During an interview at the National Association of Black Journalists’ annual convention this week, Donald Trump drew audible gasps from the crowd when he questioned the background of Vice President Kamala Harris, the presumptive Democratic nominee for president.
“I didn’t know she was Black until a number of years ago, when she happened to turn Black, and now she wants to be known as Black,” the former president said about Harris. “So, I don’t know, is she Indian or is she Black?”
“She was Indian all the way and then, all of a sudden, she made a turn and she went, she became a Black person,” Trump added. “I think somebody should look into that.”
Harris’ father is a Jamaican immigrant and her mother was an Indian immigrant. She attended Howard University, a prestigious historically Black university in Washington, D.C., where she pledged Alpha Kappa Alpha, a Black sorority.
Democrats were quick to condemn Trump’s comments, and many Republicans struggled to defend him.
But this attack line against Harris wasn’t a slip of the tongue or a product of an undisciplined politician. Questioning the identity of Black politicians is what made Trump into a Republican darling, and later the party’s standard-bearer.
“There are parallels between this and his attacks on Barack Obama,” said Donald Collins, a critical race, gender and culture studies professor at American University. “It’s about going after voters who have problems with [candidates’] identities.”
Trump infamously and baselessly claimed that Obama, who was born in Hawaii to a Kenyan father and white American mother, was not an American and therefore ineligible to be president. He spent years rallying conservatives around the so-called “birtherism” theory, pushing for Obama to publicly release his long-form birth certificate.
The fact that Trump was invited to NABJ, a space for Black journalists to connect and network, was controversial. During his interview with three prominent Black women journalists — Rachel Scott of ABC, Kadia Goba of Semafor and Harris Faulker of Fox News — he reportedly refused to be fact-checked, thus holding up the event. Trump relied on his same old talking points, yet called Scott “rude” and “nasty” for daring to ask him about his past comments. He lied about Democrats’ views of abortion and stumbled over questions about the Jan. 6, 2021, insurrection.

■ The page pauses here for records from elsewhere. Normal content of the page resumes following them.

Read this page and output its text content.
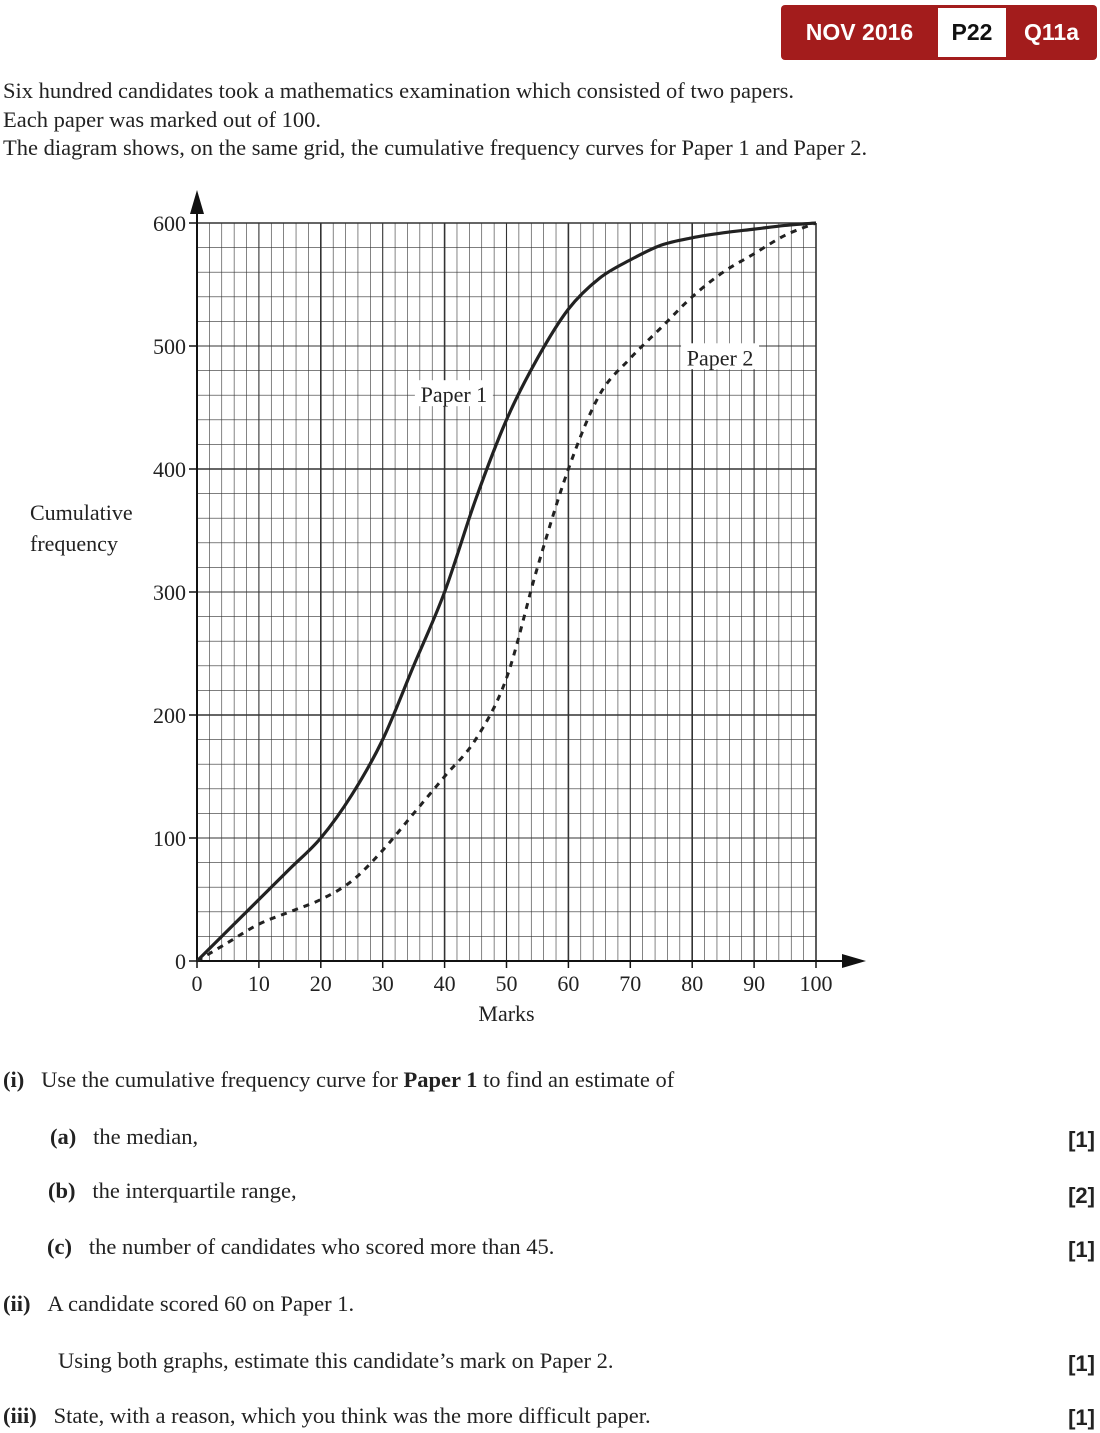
NOV 2016	P22	Q11a
Six hundred candidates took a mathematics examination which consisted of two papers.
Each paper was marked out of 100.
The diagram shows, on the same grid, the cumulative frequency curves for Paper 1 and Paper 2.
0 10 20 30 40 50 60 70 80 90 100
0
100
200
300
400
500
600
Marks
Cumulative frequency
Paper 1
Paper 2
(i) Use the cumulative frequency curve for Paper 1 to find an estimate of
(a) the median,	[1]
(b) the interquartile range,	[2]
(c) the number of candidates who scored more than 45.	[1]
(ii) A candidate scored 60 on Paper 1.
Using both graphs, estimate this candidate’s mark on Paper 2.	[1]
(iii) State, with a reason, which you think was the more difficult paper.	[1]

And he used the fact that Harris is biracial to attack her.
Being mixed race is a simple concept, and according to 2020 census data, approximately 10% of Americans identified as having more than one race. So why is Trump acting like Harris’ identity is confusing or something she’s lying about?
“What Trump is attempting to say is, ‘She doesn’t meet your litmus test for being truly Black,’” Collins said.

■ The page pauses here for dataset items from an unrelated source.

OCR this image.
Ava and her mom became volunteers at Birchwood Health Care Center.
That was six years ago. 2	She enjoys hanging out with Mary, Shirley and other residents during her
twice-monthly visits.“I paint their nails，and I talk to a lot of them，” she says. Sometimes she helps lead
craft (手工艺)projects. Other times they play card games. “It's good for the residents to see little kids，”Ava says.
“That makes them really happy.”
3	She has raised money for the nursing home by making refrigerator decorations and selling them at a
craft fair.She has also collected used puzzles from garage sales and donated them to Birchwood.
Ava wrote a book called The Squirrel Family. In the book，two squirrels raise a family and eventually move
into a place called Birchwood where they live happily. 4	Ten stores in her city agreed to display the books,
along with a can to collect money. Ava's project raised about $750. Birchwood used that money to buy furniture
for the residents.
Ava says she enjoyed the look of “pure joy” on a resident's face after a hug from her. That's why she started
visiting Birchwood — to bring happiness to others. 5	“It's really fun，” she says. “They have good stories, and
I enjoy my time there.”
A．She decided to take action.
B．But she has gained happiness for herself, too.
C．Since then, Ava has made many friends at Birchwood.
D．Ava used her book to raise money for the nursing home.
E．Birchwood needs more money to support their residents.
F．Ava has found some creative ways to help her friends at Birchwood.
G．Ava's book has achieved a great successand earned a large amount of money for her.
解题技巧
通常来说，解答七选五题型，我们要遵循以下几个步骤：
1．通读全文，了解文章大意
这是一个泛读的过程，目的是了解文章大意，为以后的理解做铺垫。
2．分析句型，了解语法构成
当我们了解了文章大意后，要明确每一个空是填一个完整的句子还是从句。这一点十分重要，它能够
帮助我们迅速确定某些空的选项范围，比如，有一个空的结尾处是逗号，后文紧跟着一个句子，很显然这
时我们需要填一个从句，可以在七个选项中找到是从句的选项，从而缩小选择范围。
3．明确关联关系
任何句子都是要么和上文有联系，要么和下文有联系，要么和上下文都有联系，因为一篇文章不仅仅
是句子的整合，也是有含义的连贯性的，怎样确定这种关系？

The question of who is Black has ties to America’s long history of racism, from slavery to segregation. Some mixed-race people in the United States are descended from both white slave owners and the enslaved women they raped. During the Jim Crow era, the “one drop” rule (meaning one drop of Black blood) was used to determine who was Black and therefore segregated from whites-only spaces, leading some Black people to pass as white in an attempt to avoid discrimination.
Although Trump may not understand all of this history, Collins said that “he understands enough to know because Harris is mixed-race, highly educated and a woman, he can claim she’s not really Black.”
While some Republicans tried to dodge the issue of Trump’s comments altogether, others dutifully fell in line.
Trump’s running mate, Sen. JD Vance (R-Ohio), said Trump was right to question Harris’ race.
“Look, all he said is that Kamala Harris is a chameleon,” Vance told CNN. “She is everything to everybody, and she pretends to be somebody different depending on which audience she is in front of. I think it’s totally reasonable for the president to call that out, and that’s all he did.”
Vance is married to an Indian woman and has biracial children.
Rep. Lauren Boebert (R-Colo.) was also in agreement. “President Trump is right,” she tweeted. “She switched.”
Boebert’s tweet included two screenshots of headlines from The Associated Press: one calling Harris the “first Indian-American US senator,” and one identifying her as the “first Black woman” to be a running mate in a presidential election. Conservatives have latched onto such headlines as proof that Harris didn’t always identify as Black, ignoring the fact that the AP didn’t call Harris the first Black senator because that title belongs to Hiram Revels, who was elected to serve in 1870.
It’s unclear if the average voter has an appetite for such naked racism. But Trump isn’t pivoting to birtherism 2.0 because he believes it will sway swing voters. He’s being who he has always been, which won him a strong GOP base — and the White House.
“What other cards does he have to play?” Collins said. “This is the one thing that he knows how to do.”